1ampule to both of us the same in small white box each Dr would not allow more than 1 ampules each at a time (we have ours every month ) I asked why not and reply I can not print as this sight would go ballistic so I’ll use the word

Attached instead I’m sure you all get the gist 🤭

We should not be surprised though as the struggles each and everyone of us in some shape or form has with the seemingly amazement that we really do need B12 to stay ALIVE

so we shall look forward again to our two white little boxes in a week’s time after I have to call the pharmacy again to explain we are expecting them to deliver and they are on Repeat and call to Dr’s to remind them to electronically send it as it’s vital to have repeat set automatically as it’s a life long prescription and again explain that no we are not coming to surgery and Dr has agreed self injections and yes I know we are the only 2 patients that have this in place but it is in place please check and PLEASE set it to automatic repeat ..... there I feel better now thank you all for ‘listening ‘🤗

Good luck everyone keep safe thinking of all of you

in reply toLasue

Presumably your ‘doctor’ is being very frugal with this important drug as he/she doesn’t want to prescribe a pack of 5 in case you drop off your perches thereby wasting up to 4 ampoules.

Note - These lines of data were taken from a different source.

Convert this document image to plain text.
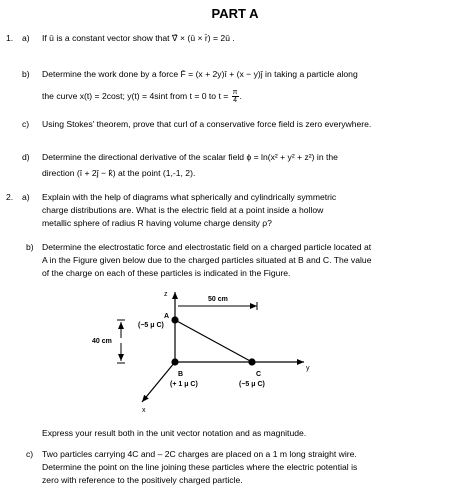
PART A
1. a) If ū is a constant vector show that ∇̄ × (ū × r̄) = 2ū .
b) Determine the work done by a force F̄ = (x + 2y)î + (x − y)ĵ in taking a particle along
the curve x(t) = 2cost; y(t) = 4sint from t = 0 to $t = \frac{\pi}{4}$ .
c) Using Stokes' theorem, prove that curl of a conservative force field is zero everywhere.
d) Determine the directional derivative of the scalar field ϕ = ln(x² + y² + z²) in the
direction (î + 2ĵ − k̂) at the point (1,-1, 2).
2. a) Explain with the help of diagrams what spherically and cylindrically symmetric
charge distributions are. What is the electric field at a point inside a hollow
metallic sphere of radius R having volume charge density ρ?
b) Determine the electrostatic force and electrostatic field on a charged particle located at
A in the Figure given below due to the charged particles situated at B and C. The value
of the charge on each of these particles is indicated in the Figure.
z
y
x
50 cm
40 cm
A
(−5 μ C)
B
(+ 1 μ C)
C
(−5 μ C)
Express your result both in the unit vector notation and as magnitude.
c) Two particles carrying 4C and – 2C charges are placed on a 1 m long straight wire.
Determine the point on the line joining these particles where the electric potential is
zero with reference to the positively charged particle.
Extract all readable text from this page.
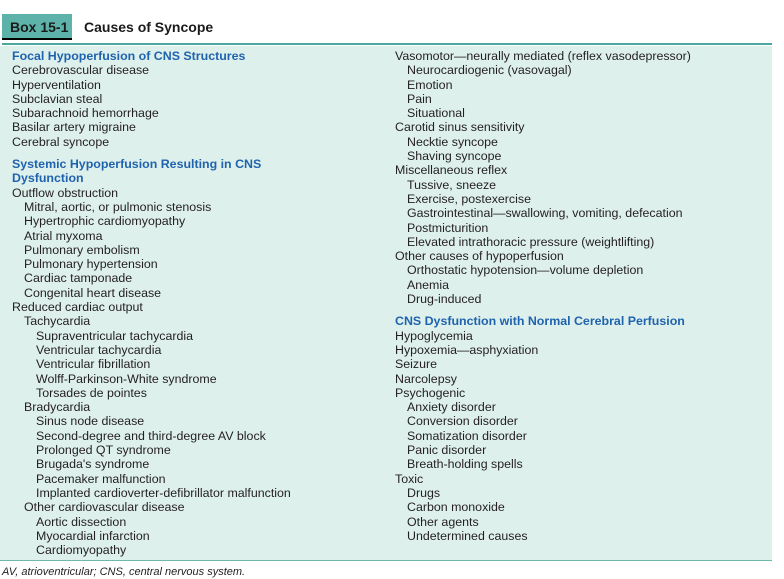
Box 15-1 Causes of Syncope
Focal Hypoperfusion of CNS Structures
Cerebrovascular disease
Hyperventilation
Subclavian steal
Subarachnoid hemorrhage
Basilar artery migraine
Cerebral syncope
Systemic Hypoperfusion Resulting in CNS
Dysfunction
Outflow obstruction
Mitral, aortic, or pulmonic stenosis
Hypertrophic cardiomyopathy
Atrial myxoma
Pulmonary embolism
Pulmonary hypertension
Cardiac tamponade
Congenital heart disease
Reduced cardiac output
Tachycardia
Supraventricular tachycardia
Ventricular tachycardia
Ventricular fibrillation
Wolff-Parkinson-White syndrome
Torsades de pointes
Bradycardia
Sinus node disease
Second-degree and third-degree AV block
Prolonged QT syndrome
Brugada's syndrome
Pacemaker malfunction
Implanted cardioverter-defibrillator malfunction
Other cardiovascular disease
Aortic dissection
Myocardial infarction
Cardiomyopathy
Vasomotor—neurally mediated (reflex vasodepressor)
Neurocardiogenic (vasovagal)
Emotion
Pain
Situational
Carotid sinus sensitivity
Necktie syncope
Shaving syncope
Miscellaneous reflex
Tussive, sneeze
Exercise, postexercise
Gastrointestinal—swallowing, vomiting, defecation
Postmicturition
Elevated intrathoracic pressure (weightlifting)
Other causes of hypoperfusion
Orthostatic hypotension—volume depletion
Anemia
Drug-induced
CNS Dysfunction with Normal Cerebral Perfusion
Hypoglycemia
Hypoxemia—asphyxiation
Seizure
Narcolepsy
Psychogenic
Anxiety disorder
Conversion disorder
Somatization disorder
Panic disorder
Breath-holding spells
Toxic
Drugs
Carbon monoxide
Other agents
Undetermined causes
AV, atrioventricular; CNS, central nervous system.
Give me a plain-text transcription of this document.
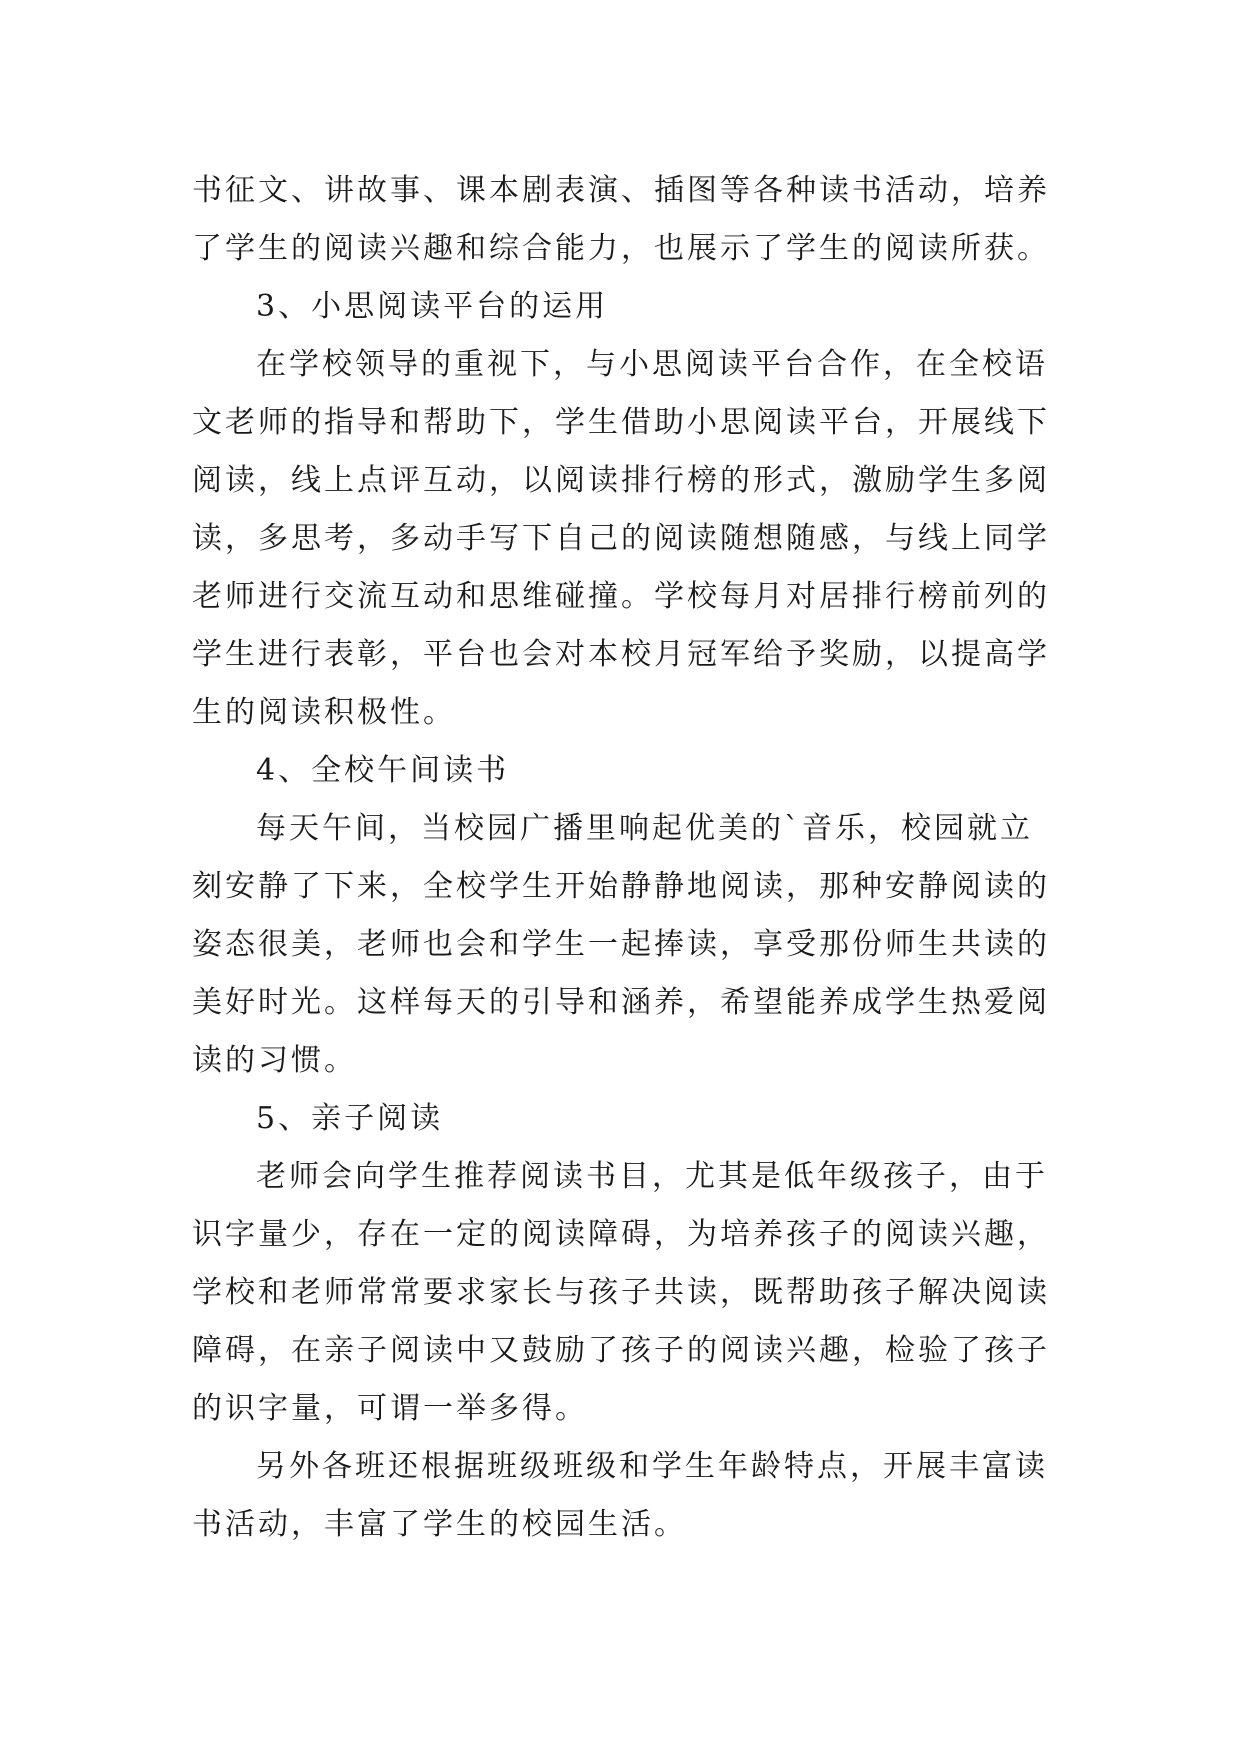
书征文、讲故事、课本剧表演、插图等各种读书活动，培养
了学生的阅读兴趣和综合能力，也展示了学生的阅读所获。
3、小思阅读平台的运用
在学校领导的重视下，与小思阅读平台合作，在全校语
文老师的指导和帮助下，学生借助小思阅读平台，开展线下
阅读，线上点评互动，以阅读排行榜的形式，激励学生多阅
读，多思考，多动手写下自己的阅读随想随感，与线上同学
老师进行交流互动和思维碰撞。学校每月对居排行榜前列的
学生进行表彰，平台也会对本校月冠军给予奖励，以提高学
生的阅读积极性。
4、全校午间读书
每天午间，当校园广播里响起优美的`音乐，校园就立
刻安静了下来，全校学生开始静静地阅读，那种安静阅读的
姿态很美，老师也会和学生一起捧读，享受那份师生共读的
美好时光。这样每天的引导和涵养，希望能养成学生热爱阅
读的习惯。
5、亲子阅读
老师会向学生推荐阅读书目，尤其是低年级孩子，由于
识字量少，存在一定的阅读障碍，为培养孩子的阅读兴趣，
学校和老师常常要求家长与孩子共读，既帮助孩子解决阅读
障碍，在亲子阅读中又鼓励了孩子的阅读兴趣，检验了孩子
的识字量，可谓一举多得。
另外各班还根据班级班级和学生年龄特点，开展丰富读
书活动，丰富了学生的校园生活。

You could perhaps apply a bit of sabotage to this parsimonious idiocy but asking the pharmacy to supply the drug information sheet they should include with each issue. You, being a sensible and careful individual always dispose of the packaging of each drug issued as the information could be changed with the next issue.

Dexy123 profile image
Dexy123

I recently picked up a prescription for iron tablets which would normally come as a prescription for 84 tablets (ie. 3 months supply as a single prescription). To my surprise I got a single strip of 28 tablets for the £9 cost which was extortionate for something so cheap! I telephoned my GP to check and they said that because of the pandemic they are only issuing 1 month supply of drugs so that they don’t get shortages if the pandemic affects supplies from manufacturers meaning £27 to complete the 3 month course. They cancelled my b12 injections recently so this made me want to cry especially as the GP tried to pass off my deficiency as dietary (I’m not vegan or vegetarian and know I definitely have a healthy diet)

What is worrying is that they gave the GP a degree, so much for higher education.